Ofélia, aos 8 meses . Foto de Susana Baptista

 

Não sei se são filhos, irmãos, primos, sobrinhos ou amigos, mas sei que são família.

Não sei se têm alma, consciência, identidade. Sei que não precisam de redenção porque neles não reside o pecado. Sei que são parte da gloriosa criação de Deus.

Não sei se sou eu que sou dono deles ou eles que são donos de mim, e isso, sinceramente, nem sequer me interessa.

São protagonistas no enredo da minha vida. Fazem parte dela como o oxigénio. Mal consigo respirar sem eles. Mal consigo subsistir sem a sua inocência. Mal consigo sobreviver sem a sua lealdade.

Desde que me lembro de mim, lembro-me deles. Vivi com cágados, gansos, bichos da seda, gatos, cães, piriquitos, pardais, e toda a restante espécie de animais inteligentes nunca me pareceram assim inteligentes como o Lord Jim, o Bugsy, o Bilén, a Duquesa, o Maltês, o Tomás, o Xico, o Óscar, a Kika, o Gandalf, o Álvaro e a Ofélia, entre as dezenas de bichos que deram completude à minha incompleta existência.

 

Álvaro e Ofélia, na intimidade

 

Alguns eram beras como as pessoas são beras. Outros, boas pessoas como as pessoas não são. Fui atacado pelo felino birmanês, que amava; fui alegremente intimidado pelo ganso selvagem que a certa altura foi tirano em minha casa; fui desafiado por um indomável Fox Terrier, que do alto dos seus 40 centímetros de envergadura, era maior que a própria vida. Fui baby sitter de uma boxer que rebentava de ser tão linda; fui apaixonado por uma certa rapariga de quatro patas que sabia o que eu estava a pensar antes que eu tivesse disso consciência; fui ensinado por rafeiros, fui namorado por gatos de telhado, fui amado por cães cegos e surdos, fui feito humilde por podengos; fui acarinhado por uma pequena tartaruga, que me perseguia pela casa como nenhuma mulher correu atrás de mim; fui acompanhado por pássaros.

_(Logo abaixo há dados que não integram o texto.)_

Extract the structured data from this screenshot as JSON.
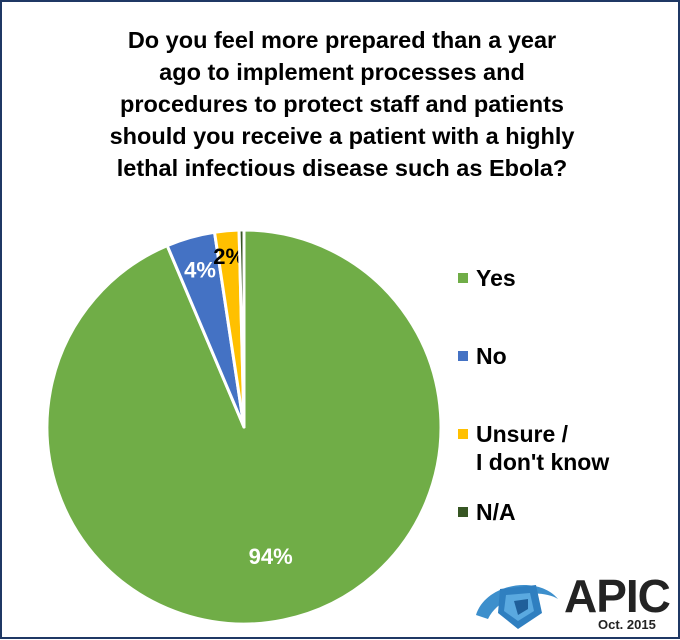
{
  "chart_data": {
    "type": "pie",
    "title": "Do you feel more prepared than a year\nago to implement processes and\nprocedures to protect staff and patients\nshould you receive a patient with a highly\nlethal infectious disease such as Ebola?",
    "slices": [
      {
        "label": "Yes",
        "value": 94,
        "display": "94%",
        "color": "#70ad47"
      },
      {
        "label": "No",
        "value": 4,
        "display": "4%",
        "color": "#4472c4"
      },
      {
        "label": "Unsure /\nI don't know",
        "value": 2,
        "display": "2%",
        "color": "#ffc000"
      },
      {
        "label": "N/A",
        "value": 0.4,
        "display": "",
        "color": "#375623"
      }
    ],
    "legend_position": "right"
  },
  "logo": {
    "text": "APIC",
    "date": "Oct. 2015"
  }
}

Fui levado à rua e passeado por um rapaz ruivo, que era mais esperto do que eu. Fui adoptado por um velho mago, a quem prometi o amor que nunca lhe tinha sido dado.

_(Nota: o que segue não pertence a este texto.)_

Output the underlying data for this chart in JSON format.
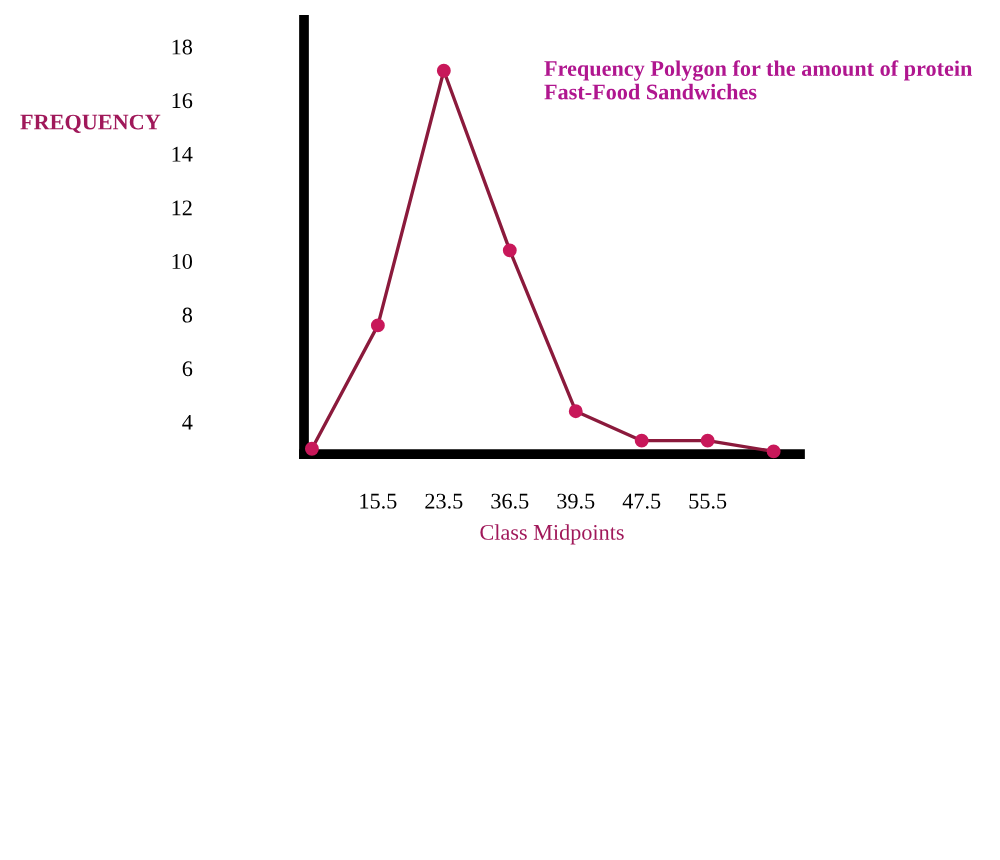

Sei da vida o suficiente para dizer isto: uma das maiores invenções da história da humanidade foi a dos animais de estimação.

 

Álvaro, meu amor de gato . Foto de Susana Baptista

 

Posso sempre contar com o carinho de um cão. Com uma traquinice de um gato. Posso sempre expectar que vou chegar a casa e fazer alguém feliz pelo simples facto de ter chegado a casa. Posso sempre beijar a minha cadela, abraçá-la, rebolar-me com ela, confessar-lhe afectos e prometer-lhe que é o mais belo cão alguma vez criado porque ela vai concordar comigo, sempre: vai devolver-me os beijos, enrolar-se feliz nos meus abraços, rebolar-se nas minha voltas, consolar-se com os meus carinhos, confessar-me os mesmos afectos e prometer-me as mesmas mentiras.

 

Dois podengos, em lua de mel

 

Posso sempre contar com o grato ronronar do meu gato, quando acorda e exige a atenção que não lhe nego. Posso sempre esperar uma pequena dentada, caso esteja por demais alienado e não repare na necessidade que ele tem de ser estimado, por breves, mas importantíssimos momentos. Essa dentada é uma carícia. Um despertar para aquilo que é realmente valioso no meu quotidiano de banalidades desbaratadas.

 

Óscar, o irredutível Terrier

 

Uma das vaidades que trago pela vida, senão a única, é a certeza de que os animais com quem partilho a existência são felizes. São amados. São respeitados. Andam comigo na rua sem trela (e a lei da república que se lixe), vivem de gaiola aberta, dormem comigo na cama, partilham do conforto do sofá, usam no Inverno as mesmas mantas que me aquecem, usufruem do conforto que serve para mim e dos mesmo critérios éticos que utilizo para comigo e com toda a gente.

Mas o que é mais, e ao contrário do que posso dizer sobre a larga maiorias dos bichos humanos: merecem completamente essa dedicada paixão.

E libertam em mim, o que de melhor em mim foi depositado.